Another crucial moment. It can happen at the end of the Story mapping after we have at least one release mapped or in a different session with the developers. If it happens at the end, a bit of conversation on the scope of every story might happen if developers didn’t break it yet. Otherwise, they could start with better defiend stories.

The team should map the dependencies between tasks. I like to see the timeline using a representation that shows developers’ work and their relationship. Usually, Gantt charts are by tasks. Many work management tools can build a view similar to this one.

Let the developers decide who will execute which story and how long it will take. Roles usually have some overlap and individuals have different skills and motivations even in the same role.
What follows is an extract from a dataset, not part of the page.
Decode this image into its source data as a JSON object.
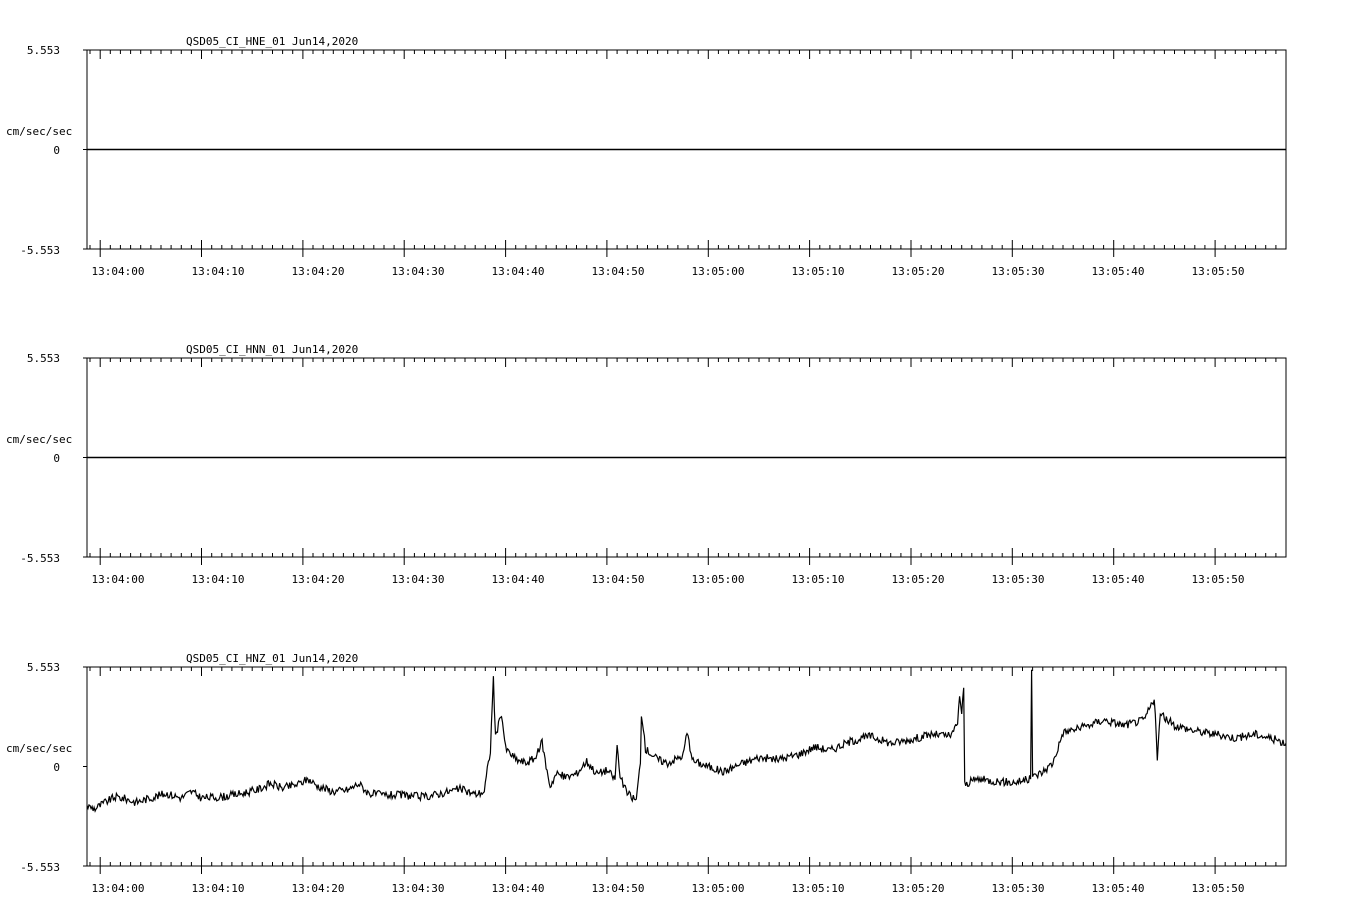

Keep the division of work organic, just intervene if you see bottlenecks and to help the team optimize to deliver faster.

After doing it, do a reality check. Details on it in a following section.
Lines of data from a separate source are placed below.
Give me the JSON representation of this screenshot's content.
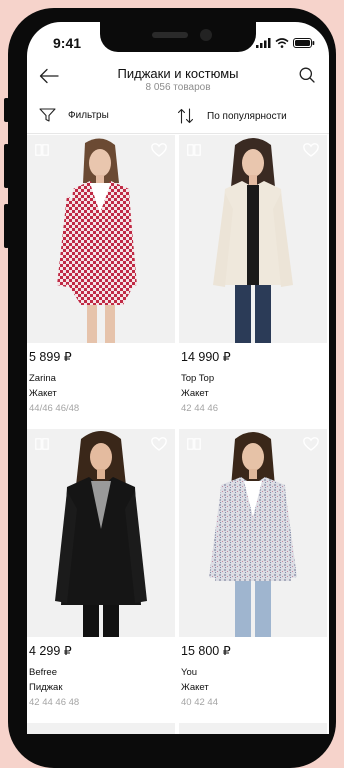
{
  "status": {
    "time": "9:41"
  },
  "header": {
    "title": "Пиджаки и костюмы",
    "subtitle": "8 056 товаров"
  },
  "filters": {
    "filter_label": "Фильтры",
    "sort_label": "По популярности"
  },
  "products": [
    {
      "price": "5 899 ₽",
      "brand": "Zarina",
      "type": "Жакет",
      "sizes": "44/46 46/48"
    },
    {
      "price": "14 990 ₽",
      "brand": "Top Top",
      "type": "Жакет",
      "sizes": "42 44 46"
    },
    {
      "price": "4 299 ₽",
      "brand": "Befree",
      "type": "Пиджак",
      "sizes": "42 44 46 48"
    },
    {
      "price": "15 800 ₽",
      "brand": "You",
      "type": "Жакет",
      "sizes": "40 42 44"
    }
  ],
  "colors": {
    "background": "#f6d3cb",
    "device": "#0b0b0b",
    "muted_text": "#8d8d8d",
    "sizes_text": "#a4a4a4"
  },
  "icons": {
    "back": "arrow-left-icon",
    "search": "search-icon",
    "filter": "filter-funnel-icon",
    "sort": "sort-arrows-icon",
    "compare": "compare-icon",
    "favorite": "heart-icon"
  }
}
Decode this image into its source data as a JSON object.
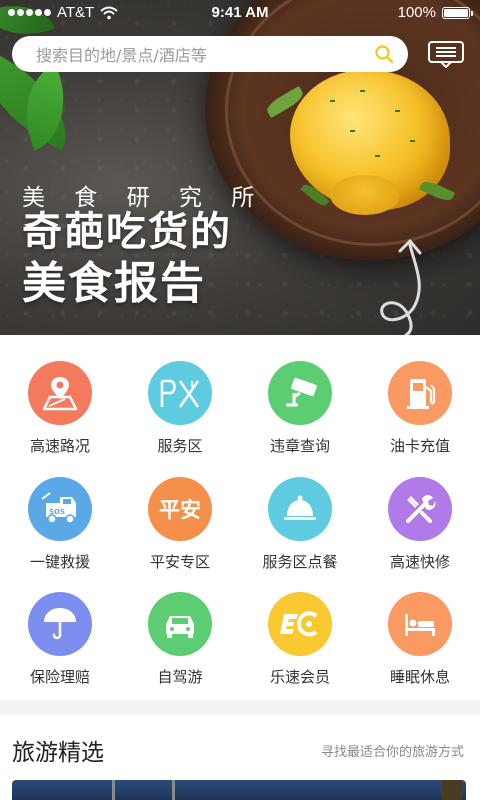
{
  "status_bar": {
    "carrier": "AT&T",
    "time": "9:41 AM",
    "battery": "100%"
  },
  "search": {
    "placeholder": "搜索目的地/景点/酒店等"
  },
  "banner": {
    "subtitle": "美 食 研 究 所",
    "title_line1": "奇葩吃货的",
    "title_line2": "美食报告"
  },
  "services": [
    {
      "label": "高速路况",
      "icon": "road-map-icon",
      "color": "#f47a5e"
    },
    {
      "label": "服务区",
      "icon": "px-service-icon",
      "color": "#5fcbe0"
    },
    {
      "label": "违章查询",
      "icon": "camera-icon",
      "color": "#5ccd72"
    },
    {
      "label": "油卡充值",
      "icon": "gas-pump-icon",
      "color": "#f99a63"
    },
    {
      "label": "一键救援",
      "icon": "tow-truck-icon",
      "color": "#5aa8e6"
    },
    {
      "label": "平安专区",
      "icon": "pingan-icon",
      "icon_text": "平安",
      "color": "#f5904a"
    },
    {
      "label": "服务区点餐",
      "icon": "food-cloche-icon",
      "color": "#5fcbe0"
    },
    {
      "label": "高速快修",
      "icon": "wrench-icon",
      "color": "#b07be8"
    },
    {
      "label": "保险理赔",
      "icon": "umbrella-icon",
      "color": "#7c8ef0"
    },
    {
      "label": "自驾游",
      "icon": "car-icon",
      "color": "#5ccd72"
    },
    {
      "label": "乐速会员",
      "icon": "member-ec-icon",
      "color": "#f9c931"
    },
    {
      "label": "睡眠休息",
      "icon": "bed-icon",
      "color": "#f99a63"
    }
  ],
  "travel": {
    "title": "旅游精选",
    "subtitle": "寻找最适合你的旅游方式"
  }
}
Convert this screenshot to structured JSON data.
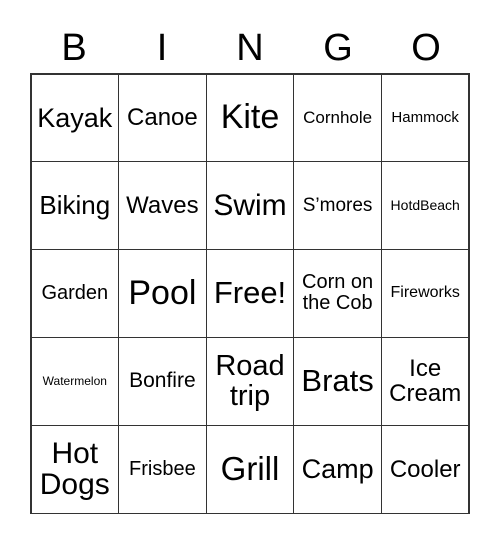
{
  "header": [
    "B",
    "I",
    "N",
    "G",
    "O"
  ],
  "cells": [
    {
      "t": "Kayak",
      "s": 27
    },
    {
      "t": "Canoe",
      "s": 24
    },
    {
      "t": "Kite",
      "s": 34
    },
    {
      "t": "Cornhole",
      "s": 17
    },
    {
      "t": "Hammock",
      "s": 15
    },
    {
      "t": "Biking",
      "s": 26
    },
    {
      "t": "Waves",
      "s": 24
    },
    {
      "t": "Swim",
      "s": 30
    },
    {
      "t": "S’mores",
      "s": 19
    },
    {
      "t": "HotdBeach",
      "s": 14
    },
    {
      "t": "Garden",
      "s": 20
    },
    {
      "t": "Pool",
      "s": 34
    },
    {
      "t": "Free!",
      "s": 31
    },
    {
      "t": "Corn on the Cob",
      "s": 20
    },
    {
      "t": "Fireworks",
      "s": 16
    },
    {
      "t": "Watermelon",
      "s": 12
    },
    {
      "t": "Bonfire",
      "s": 21
    },
    {
      "t": "Road trip",
      "s": 29
    },
    {
      "t": "Brats",
      "s": 31
    },
    {
      "t": "Ice Cream",
      "s": 24
    },
    {
      "t": "Hot Dogs",
      "s": 30
    },
    {
      "t": "Frisbee",
      "s": 20
    },
    {
      "t": "Grill",
      "s": 33
    },
    {
      "t": "Camp",
      "s": 27
    },
    {
      "t": "Cooler",
      "s": 24
    }
  ]
}
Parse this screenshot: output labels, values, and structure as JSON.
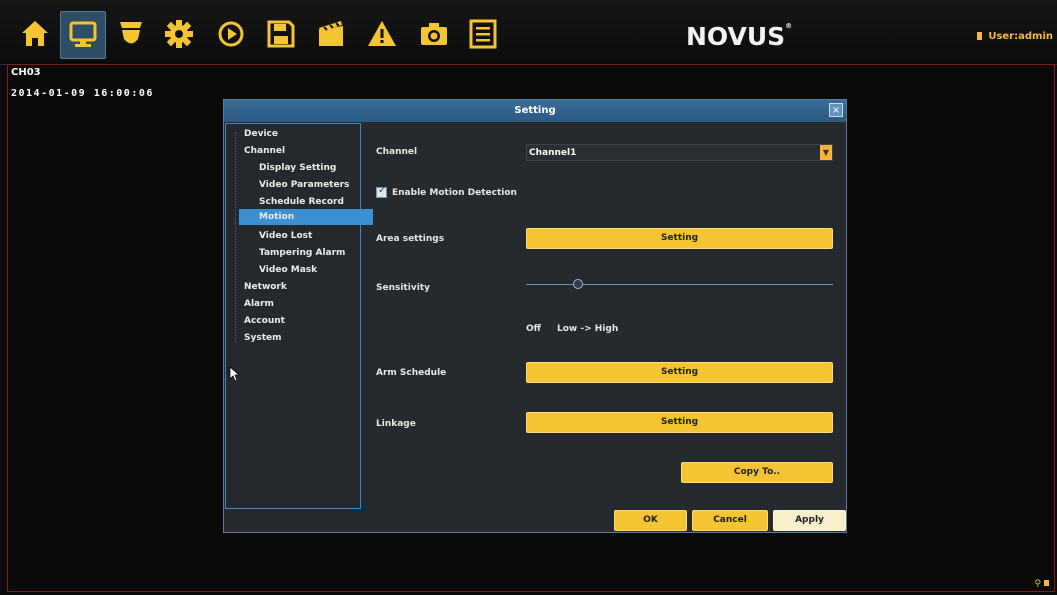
{
  "toolbar": {
    "icons": [
      "home-icon",
      "monitor-icon",
      "camera-icon",
      "gear-icon",
      "play-icon",
      "save-icon",
      "clapper-icon",
      "warning-icon",
      "photo-camera-icon",
      "log-icon"
    ],
    "active_index": 1
  },
  "brand": {
    "name": "NOVUS"
  },
  "user": {
    "label": "User:admin"
  },
  "video": {
    "channel": "CH03",
    "timestamp": "2014-01-09 16:00:06"
  },
  "dialog": {
    "title": "Setting",
    "close": "×",
    "tree": {
      "device": "Device",
      "channel": "Channel",
      "display_setting": "Display Setting",
      "video_parameters": "Video Parameters",
      "schedule_record": "Schedule Record",
      "motion": "Motion",
      "video_lost": "Video Lost",
      "tampering_alarm": "Tampering Alarm",
      "video_mask": "Video Mask",
      "network": "Network",
      "alarm": "Alarm",
      "account": "Account",
      "system": "System"
    },
    "form": {
      "channel_label": "Channel",
      "channel_value": "Channel1",
      "enable_motion_label": "Enable Motion Detection",
      "enable_motion_checked": true,
      "area_label": "Area settings",
      "area_button": "Setting",
      "sensitivity_label": "Sensitivity",
      "sensitivity_value": 0.17,
      "off_label": "Off",
      "range_label": "Low -> High",
      "arm_label": "Arm Schedule",
      "arm_button": "Setting",
      "linkage_label": "Linkage",
      "linkage_button": "Setting",
      "copy_button": "Copy To.."
    },
    "buttons": {
      "ok": "OK",
      "cancel": "Cancel",
      "apply": "Apply"
    }
  },
  "colors": {
    "accent": "#f4c433",
    "selected": "#3b8fd3",
    "border": "#8a1a1a"
  }
}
In a practical sense, give 5-15 minutes to the developers to drag the tasks to their lane and connect the dependencies. Then start working on top of it: challenge time for execution, dependenies, allocation, etc.

The image shows a first release mapped and a few stories from following ones (represented by different colors for the stories). Here, one release depended completely on the other - we can’t experiment if we don’t have evidence the model works in the offline evaluation. In our example, we have some product open questions in forms of untested assumtions that could compromise the project. However, it is also possible to have two releases under construction at the same time. See how it is possible to start working on tasks from the third release (in green) without a dependency on the second. That’s why it is good to map story dependencies inside a release, but also between releases.
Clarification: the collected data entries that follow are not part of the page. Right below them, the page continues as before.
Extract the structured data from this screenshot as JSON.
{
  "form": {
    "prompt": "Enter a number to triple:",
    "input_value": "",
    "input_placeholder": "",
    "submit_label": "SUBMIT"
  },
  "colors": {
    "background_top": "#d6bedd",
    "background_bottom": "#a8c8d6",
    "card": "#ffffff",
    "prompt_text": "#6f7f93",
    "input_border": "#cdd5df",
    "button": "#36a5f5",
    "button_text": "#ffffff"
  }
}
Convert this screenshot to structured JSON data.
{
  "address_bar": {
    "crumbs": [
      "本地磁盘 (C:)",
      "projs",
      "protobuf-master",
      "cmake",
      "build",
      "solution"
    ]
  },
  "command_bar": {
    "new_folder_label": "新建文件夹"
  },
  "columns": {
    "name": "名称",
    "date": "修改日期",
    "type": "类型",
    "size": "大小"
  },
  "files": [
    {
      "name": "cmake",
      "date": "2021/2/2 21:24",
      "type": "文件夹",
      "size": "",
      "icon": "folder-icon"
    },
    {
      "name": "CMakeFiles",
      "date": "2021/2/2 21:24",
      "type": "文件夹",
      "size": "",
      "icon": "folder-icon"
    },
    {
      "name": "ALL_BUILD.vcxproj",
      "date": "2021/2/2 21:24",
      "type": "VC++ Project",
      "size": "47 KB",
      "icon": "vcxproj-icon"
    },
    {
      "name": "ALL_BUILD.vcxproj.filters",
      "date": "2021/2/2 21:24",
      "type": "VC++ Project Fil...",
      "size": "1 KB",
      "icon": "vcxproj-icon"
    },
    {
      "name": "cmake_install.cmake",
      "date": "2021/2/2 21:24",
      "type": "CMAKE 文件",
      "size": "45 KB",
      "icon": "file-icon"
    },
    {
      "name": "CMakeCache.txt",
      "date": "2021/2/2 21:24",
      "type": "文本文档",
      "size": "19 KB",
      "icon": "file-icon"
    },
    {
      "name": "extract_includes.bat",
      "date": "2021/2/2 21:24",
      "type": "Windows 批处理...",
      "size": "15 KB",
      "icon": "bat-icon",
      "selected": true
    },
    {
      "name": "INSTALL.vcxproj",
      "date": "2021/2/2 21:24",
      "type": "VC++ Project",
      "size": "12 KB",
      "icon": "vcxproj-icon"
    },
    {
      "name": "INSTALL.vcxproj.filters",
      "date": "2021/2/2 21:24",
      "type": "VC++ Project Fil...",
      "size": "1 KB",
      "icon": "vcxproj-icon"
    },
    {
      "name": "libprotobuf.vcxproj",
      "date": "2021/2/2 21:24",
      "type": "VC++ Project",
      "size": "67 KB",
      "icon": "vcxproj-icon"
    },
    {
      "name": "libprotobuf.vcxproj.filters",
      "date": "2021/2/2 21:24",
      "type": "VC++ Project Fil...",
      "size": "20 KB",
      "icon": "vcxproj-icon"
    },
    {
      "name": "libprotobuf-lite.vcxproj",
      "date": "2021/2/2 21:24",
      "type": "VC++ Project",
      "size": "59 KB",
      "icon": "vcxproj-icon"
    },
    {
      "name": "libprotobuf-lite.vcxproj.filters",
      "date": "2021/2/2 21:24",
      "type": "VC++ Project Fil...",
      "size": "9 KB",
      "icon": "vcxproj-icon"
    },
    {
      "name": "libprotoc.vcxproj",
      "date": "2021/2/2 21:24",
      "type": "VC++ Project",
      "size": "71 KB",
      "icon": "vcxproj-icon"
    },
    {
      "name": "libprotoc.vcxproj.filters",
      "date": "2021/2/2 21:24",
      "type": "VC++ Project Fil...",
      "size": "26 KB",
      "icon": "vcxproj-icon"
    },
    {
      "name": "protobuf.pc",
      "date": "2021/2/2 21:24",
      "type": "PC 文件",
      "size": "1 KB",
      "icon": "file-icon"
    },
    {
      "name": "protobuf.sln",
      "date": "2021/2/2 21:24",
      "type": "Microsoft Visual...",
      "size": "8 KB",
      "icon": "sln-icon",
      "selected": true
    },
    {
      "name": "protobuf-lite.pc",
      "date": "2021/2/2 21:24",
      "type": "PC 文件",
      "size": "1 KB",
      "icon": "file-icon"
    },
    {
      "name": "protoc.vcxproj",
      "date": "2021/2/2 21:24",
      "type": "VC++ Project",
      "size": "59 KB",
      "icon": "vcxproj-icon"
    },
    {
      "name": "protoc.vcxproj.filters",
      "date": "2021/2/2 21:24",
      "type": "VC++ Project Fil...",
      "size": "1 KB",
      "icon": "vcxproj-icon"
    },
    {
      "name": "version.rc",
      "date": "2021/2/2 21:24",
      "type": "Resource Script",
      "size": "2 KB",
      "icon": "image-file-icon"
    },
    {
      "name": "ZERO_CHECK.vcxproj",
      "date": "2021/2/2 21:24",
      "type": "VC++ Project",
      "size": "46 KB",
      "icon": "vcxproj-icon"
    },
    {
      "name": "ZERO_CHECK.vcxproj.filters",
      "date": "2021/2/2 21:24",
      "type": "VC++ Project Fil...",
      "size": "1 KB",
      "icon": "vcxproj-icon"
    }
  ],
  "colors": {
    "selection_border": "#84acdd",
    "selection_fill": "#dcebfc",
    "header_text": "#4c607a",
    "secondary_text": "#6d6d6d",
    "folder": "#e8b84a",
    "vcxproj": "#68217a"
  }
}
This is a snapshot from the end of the project. We will talk how it evolves to get here in the Strategic decisions section.

I’ve found it helpful to represent dependencies as weak and strong. Weak ones do not prevent the next task from starting, only to be concluded. Strong dependencies block the next task entirely as they offer all of the main inputs to do it. E.g., in the previous timeline, we cannot check for populational elasticity without defining the target.

A classical weak dependency happens when we can meaningfully work on the next task using a partial result or ignoring it. For example, one can train a model with a subset of the features and use those scores to build the following steps, like designing the policy. The team can progress in that direction if we guarantee the interfaces between the tasks. As we usually solve things programmatically, changing the input and running a calculation pipeline is easy.

Notice the dependencies and time for execution are relative to the team and the company. It is impossivel to provide suggestions on it. The timeline displayed here is very illustrative. The following image displays it entirely. This view is impossible to build in the first day. It is extremely dependend on the result from every release and team decisions.

In general, using a Gantt chart by task with arrows for dependencies make it less messy (Jira example), but the mess the timeline exposes is interesting. Because it is displaying information that was fragmented in a couple of individuals. Imagine having to build it without this awareness. The team should always push for simplification, but never shy away on exposing the existing complexity, uncertainty, and dependencies.